Drugs in Pregnancy and Lactation: Tenth Edition






It is doubtful if any real benefit is derived from the use of phentermine for weight control during pregnancy, and its use during gestation, especially during the 1st trimester, should be considered contraindicated. Moreover, although the causes of the stillbirths cited in one human study were not fully elucidated and may not have been caused by maternal phentermine treatment, the high incidence is disturbing and is another reason to withhold use of the drug during pregnancy.


Phentermine (phenyl-tertiary-butylamine) is a sympathomimetic amine that has activity as a CNS stimulant. Similar to other drugs in this class, such as the amphetamines, it is used as an appetite suppressant in the treatment of obesity. In addition to other adverse effects, hypertension has occurred in adults treated with this agent.

Reproduction studies in animals with phentermine have not been conducted. A closely related compound, chlorphentermine (30 mg/kg/day SC), was administered to pregnant rats during the last 5 days of gestation (1). Phospholipidosis was evident in the lungs of the mothers and the newborn rats, and 83% of the latter died within 24 hours of birth. Another group treated with phentermine (30 mg/kg/day SC) in a similar manner did not develop the complication and did not die. A subsequent reference suggested that the chlorphentermine-induced pup mortality was consistent with retardation of fetal pulmonary maturity (2).

No studies have been located that described the placental transfer of phentermine in animals or humans. The molecular weight (about 186) is low enough that exposure of the embryo–fetus should be expected.

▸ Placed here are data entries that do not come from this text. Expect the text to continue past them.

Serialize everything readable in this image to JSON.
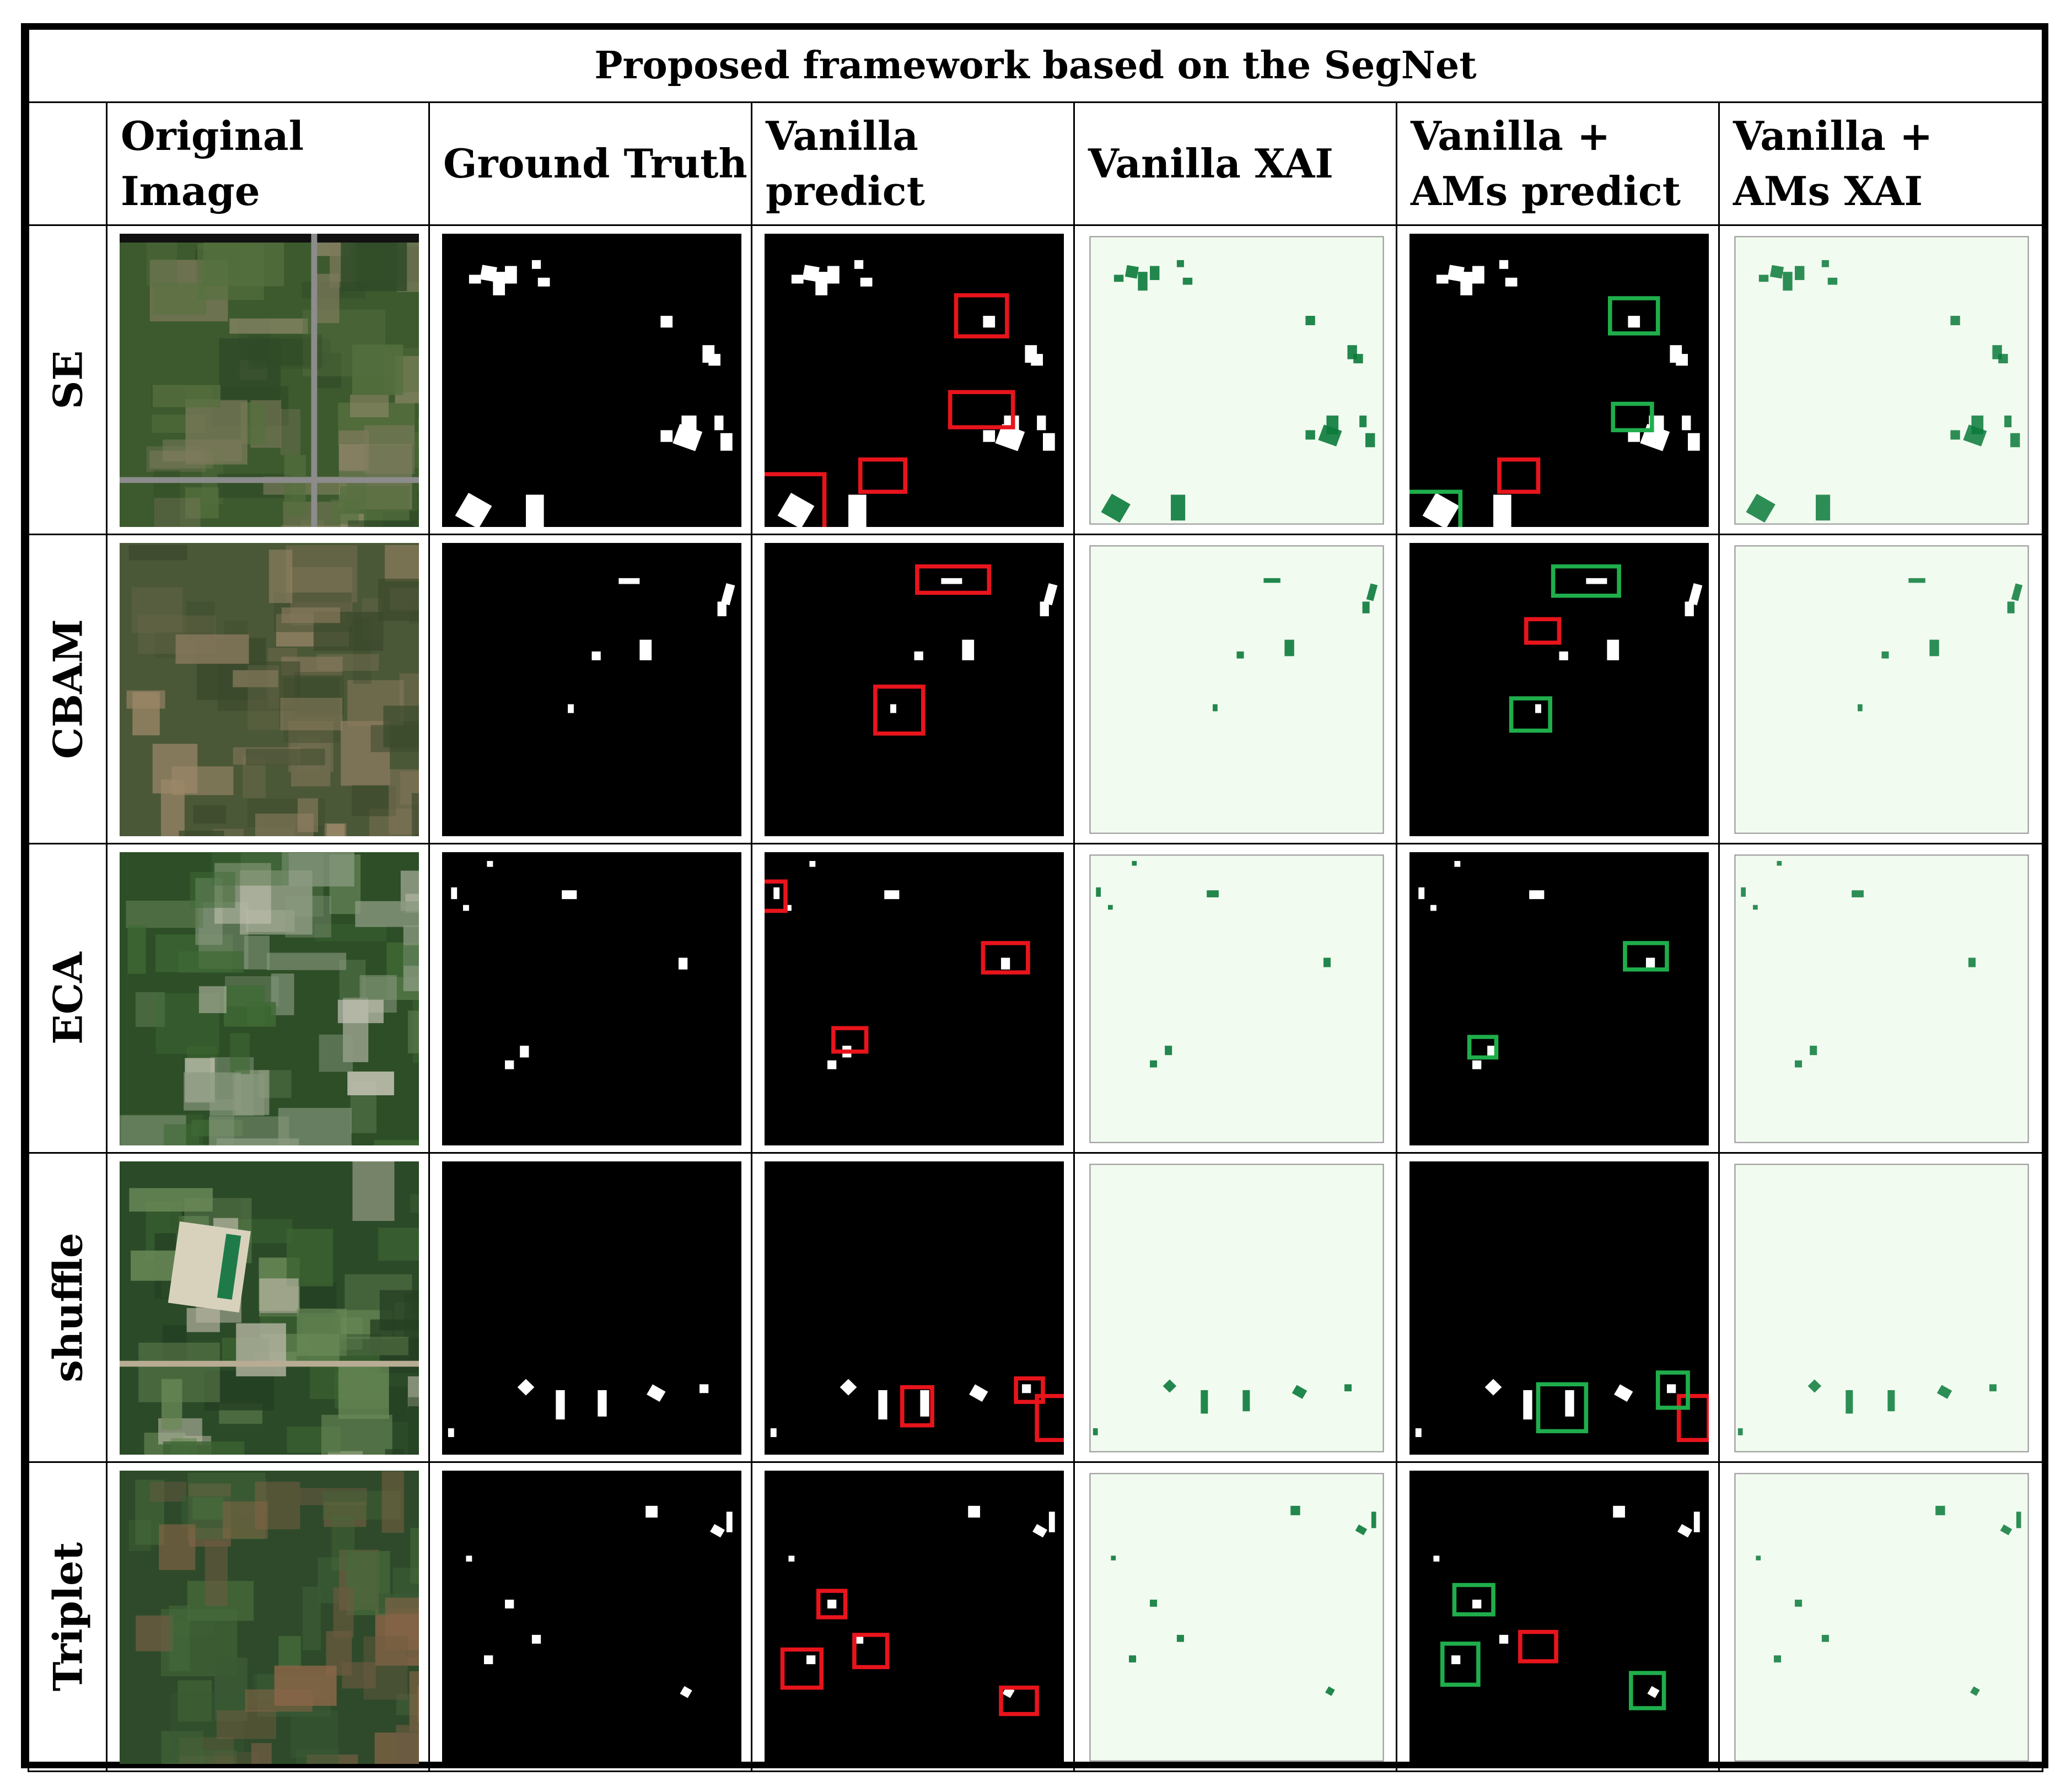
{
  "title": "Proposed framework based on the SegNet",
  "columns": [
    "",
    "Original Image",
    "Ground Truth",
    "Vanilla predict",
    "Vanilla XAI",
    "Vanilla + AMs predict",
    "Vanilla + AMs XAI"
  ],
  "rows": [
    "SE",
    "CBAM",
    "ECA",
    "shuffle",
    "Triplet"
  ],
  "colors": {
    "mask_background": "#000000",
    "mask_foreground": "#ffffff",
    "xai_background": "#f2fbf0",
    "xai_activation": "#0b7a3a",
    "error_box": "#e8141c",
    "correct_box": "#1fae4b"
  }
}
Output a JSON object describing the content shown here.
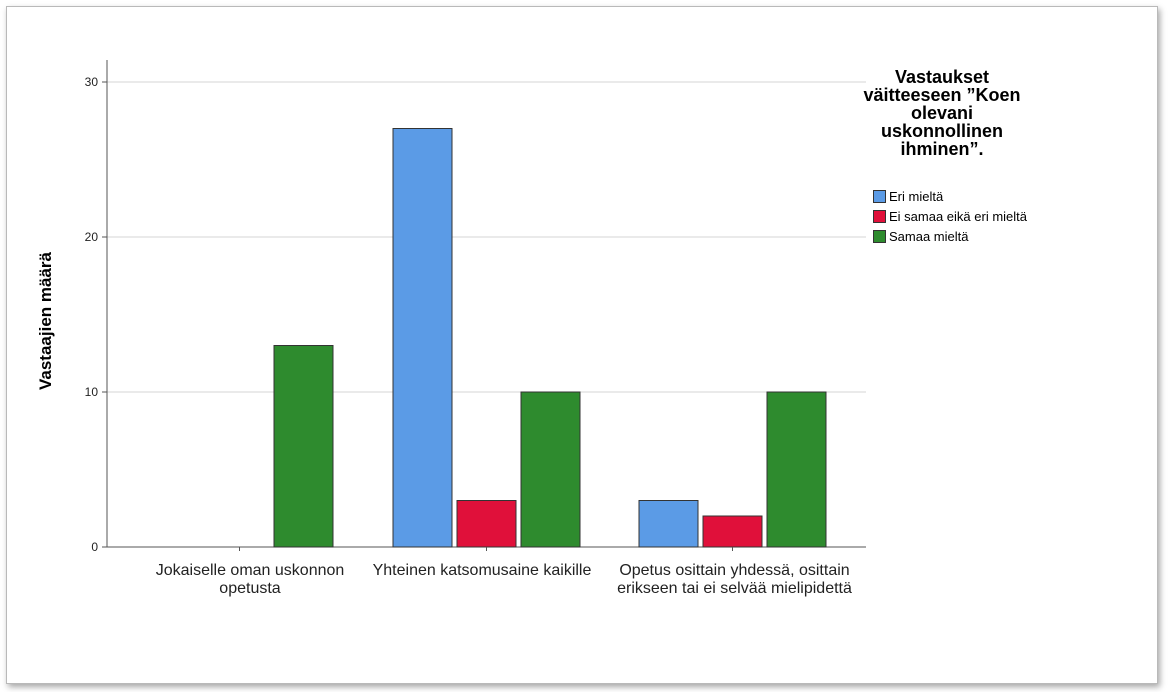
{
  "chart_data": {
    "type": "bar",
    "ylabel": "Vastaajien määrä",
    "xlabel": "",
    "ylim": [
      0,
      31
    ],
    "yticks": [
      0,
      10,
      20,
      30
    ],
    "grid": true,
    "legend_position": "right",
    "legend_title": "Vastaukset väitteeseen ”Koen olevani uskonnollinen ihminen”.",
    "categories": [
      "Jokaiselle oman uskonnon opetusta",
      "Yhteinen katsomusaine kaikille",
      "Opetus osittain yhdessä, osittain erikseen tai ei selvää mielipidettä"
    ],
    "series": [
      {
        "name": "Eri mieltä",
        "color": "#5b9be6",
        "values": [
          0,
          27,
          3
        ]
      },
      {
        "name": "Ei samaa eikä eri mieltä",
        "color": "#e0103a",
        "values": [
          0,
          3,
          2
        ]
      },
      {
        "name": "Samaa mieltä",
        "color": "#2e8b2e",
        "values": [
          13,
          10,
          10
        ]
      }
    ]
  }
}
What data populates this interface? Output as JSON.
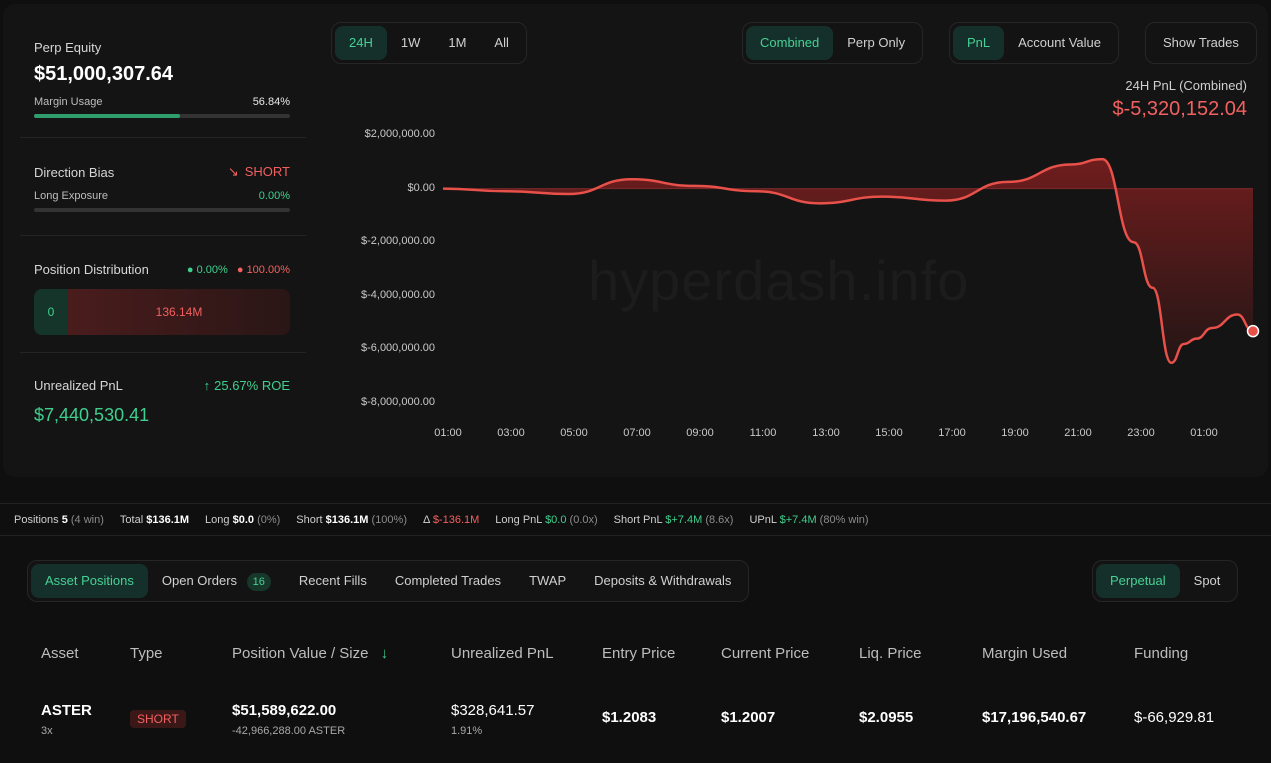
{
  "equity": {
    "label": "Perp Equity",
    "value": "$51,000,307.64",
    "margin_label": "Margin Usage",
    "margin_value": "56.84%",
    "margin_fraction": 0.5684
  },
  "bias": {
    "label": "Direction Bias",
    "value": "SHORT",
    "long_label": "Long Exposure",
    "long_value": "0.00%",
    "long_fraction": 0
  },
  "distribution": {
    "label": "Position Distribution",
    "long_pct": "0.00%",
    "short_pct": "100.00%",
    "long_amount": "0",
    "short_amount": "136.14M"
  },
  "upnl": {
    "label": "Unrealized PnL",
    "roe": "25.67% ROE",
    "value": "$7,440,530.41"
  },
  "range_tabs": [
    "24H",
    "1W",
    "1M",
    "All"
  ],
  "mode_tabs": [
    "Combined",
    "Perp Only"
  ],
  "metric_tabs": [
    "PnL",
    "Account Value"
  ],
  "show_trades": "Show Trades",
  "pnl_header": {
    "label": "24H PnL (Combined)",
    "value": "$-5,320,152.04"
  },
  "watermark": "hyperdash.info",
  "chart_data": {
    "type": "area",
    "title": "24H PnL (Combined)",
    "y_ticks": [
      "$2,000,000.00",
      "$0.00",
      "$-2,000,000.00",
      "$-4,000,000.00",
      "$-6,000,000.00",
      "$-8,000,000.00"
    ],
    "ylim": [
      -8000000,
      2000000
    ],
    "x_ticks": [
      "01:00",
      "03:00",
      "05:00",
      "07:00",
      "09:00",
      "11:00",
      "13:00",
      "15:00",
      "17:00",
      "19:00",
      "21:00",
      "23:00",
      "01:00"
    ],
    "series": [
      {
        "x": [
          0,
          2,
          4,
          6,
          8,
          10,
          12,
          14,
          16,
          18,
          20,
          21,
          22,
          22.6,
          23.2,
          23.6,
          24,
          24.5,
          25.3,
          25.8
        ],
        "y": [
          0,
          -100000,
          -200000,
          350000,
          100000,
          -100000,
          -550000,
          -300000,
          -450000,
          250000,
          900000,
          1100000,
          -2000000,
          -3700000,
          -6500000,
          -5800000,
          -5600000,
          -5200000,
          -4700000,
          -5320152
        ]
      }
    ],
    "colors": {
      "line": "#e8504a",
      "fill": "#7a1e1e"
    },
    "grid": false
  },
  "stats": {
    "positions_label": "Positions",
    "positions": "5",
    "positions_note": "(4 win)",
    "total_label": "Total",
    "total": "$136.1M",
    "long_label": "Long",
    "long": "$0.0",
    "long_note": "(0%)",
    "short_label": "Short",
    "short": "$136.1M",
    "short_note": "(100%)",
    "delta_label": "Δ",
    "delta": "$-136.1M",
    "longpnl_label": "Long PnL",
    "longpnl": "$0.0",
    "longpnl_note": "(0.0x)",
    "shortpnl_label": "Short PnL",
    "shortpnl": "$+7.4M",
    "shortpnl_note": "(8.6x)",
    "upnl_label": "UPnL",
    "upnl": "$+7.4M",
    "upnl_note": "(80% win)"
  },
  "tabs": {
    "asset_positions": "Asset Positions",
    "open_orders": "Open Orders",
    "open_orders_count": "16",
    "recent_fills": "Recent Fills",
    "completed_trades": "Completed Trades",
    "twap": "TWAP",
    "deposits": "Deposits & Withdrawals",
    "perpetual": "Perpetual",
    "spot": "Spot"
  },
  "table": {
    "headers": [
      "Asset",
      "Type",
      "Position Value / Size",
      "Unrealized PnL",
      "Entry Price",
      "Current Price",
      "Liq. Price",
      "Margin Used",
      "Funding"
    ],
    "rows": [
      {
        "asset": "ASTER",
        "leverage": "3x",
        "type": "SHORT",
        "value": "$51,589,622.00",
        "size": "-42,966,288.00 ASTER",
        "upnl": "$328,641.57",
        "upnl_pct": "1.91%",
        "entry": "$1.2083",
        "current": "$1.2007",
        "liq": "$2.0955",
        "margin": "$17,196,540.67",
        "funding": "$-66,929.81"
      }
    ]
  }
}
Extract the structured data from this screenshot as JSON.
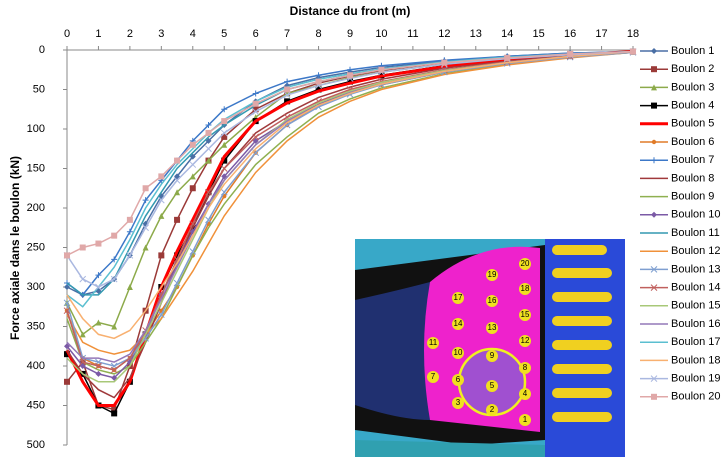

A study published in 1962 described the use of phentermine in 118 women who were treated for obesity during the 3rd trimester of pregnancy up to delivery (3). Women weighing <200 pounds were given 30 mg each morning, whereas those >200 pounds were given 30 mg twice daily. The weights of the patients before treatment ranged from 180 to 315 pounds. Adverse outcomes occurred in five women with stillborn infants, one of whom was caused by abruptio placentae. The cause of the other stillborns, whose weights ranged from 9 to 10 pounds, was not mentioned, other than the statement that one mother had mild preeclampsia.

As of 1997, the FDA had received two reports involving the use of the combination, fenfluramine and phentermine, in early pregnancy (F. Rosa, personal communication, FDA, 1997). A spontaneous abortion occurred in one of the pregnancies. In the other, an infant with bilateral valvular abnormalities, both aortic and pulmonary, with moderate stenosis and displacement was born. Because valvular toxicity has been reported in adults taking the combination, a causal relationship in the pregnancy case is potentially possible. No other details of these cases were available.

A 2002 controlled prospective cohort study compared 98 women who had taken phentermine/fenfluramine for weight loss (product withdrawn in 1997) during portions or all of the 1st trimester with 233 nonteratogen-exposed controls (4). About 88% of the subjects had begun the drug combination before conception and the remainder started after conception. The phentermine and fenfluramine daily doses ranged 15–45 mg and 20–60 mg, respectively. Most (96%) stopped the drug combination before the 12th week of gestation. In the two groups, 71% and 65% of the liveborn infants were examined by a dysmorphologist for the presence of major or minor malformations who was blinded to the exposures. There were no statistical differences between the groups in terms of major malformations or ≥3 or more minor malformations, spontaneous abortions, elective abortions, ectopic pregnancies, or preterm delivery. No pattern of malformations was identified. The increased rate of gestational diabetes (11% vs. 4%, p= 0.05) probably reflects the significantly greater prepregnancy body weight and pregnancy weight gain of exposed subjects. The significantly higher mean birth weight and head circumference in full-term infants of subjects were most likely due to the significantly greater mean prepregnancy body weight and weight gain during pregnancy of their mothers as well as to the increased rate of gestational diabetes (4).


No reports describing the use of phentermine during lactation have been located. The molecular weight (about 186) is low enough that excretion of phentermine into breast milk should be expected. Because CNS stimulation and other adverse reactions may occur in a nursing infant exposed to this drug in milk, breastfeeding should be considered a contraindication if the mother is taking phentermine.


1.Thoma-Laurie D, Walker ER, Reasor MJ. Neonatal toxicity in rats following in utero exposure to chlorphentermine or phentermine. Toxicology 1982;24:85–94.

2.Kacew S, Reasor MJ. Newborn response to cationic amphiphilic drugs. Fed Proc 1985;44:2323–7.

3.Sands RX. Obesity and pregnancy. Weight control with a resinate. Am J Obstet Gynecol 1962;83:1617–21.

4.Jones KL, Johnson KA, Dick LM, Felix RJ, Kao KK, Chambers CD. Pregnancy outcomes after first trimester exposure to phentermine/fenfluramine. Teratology 2002;65:125–30.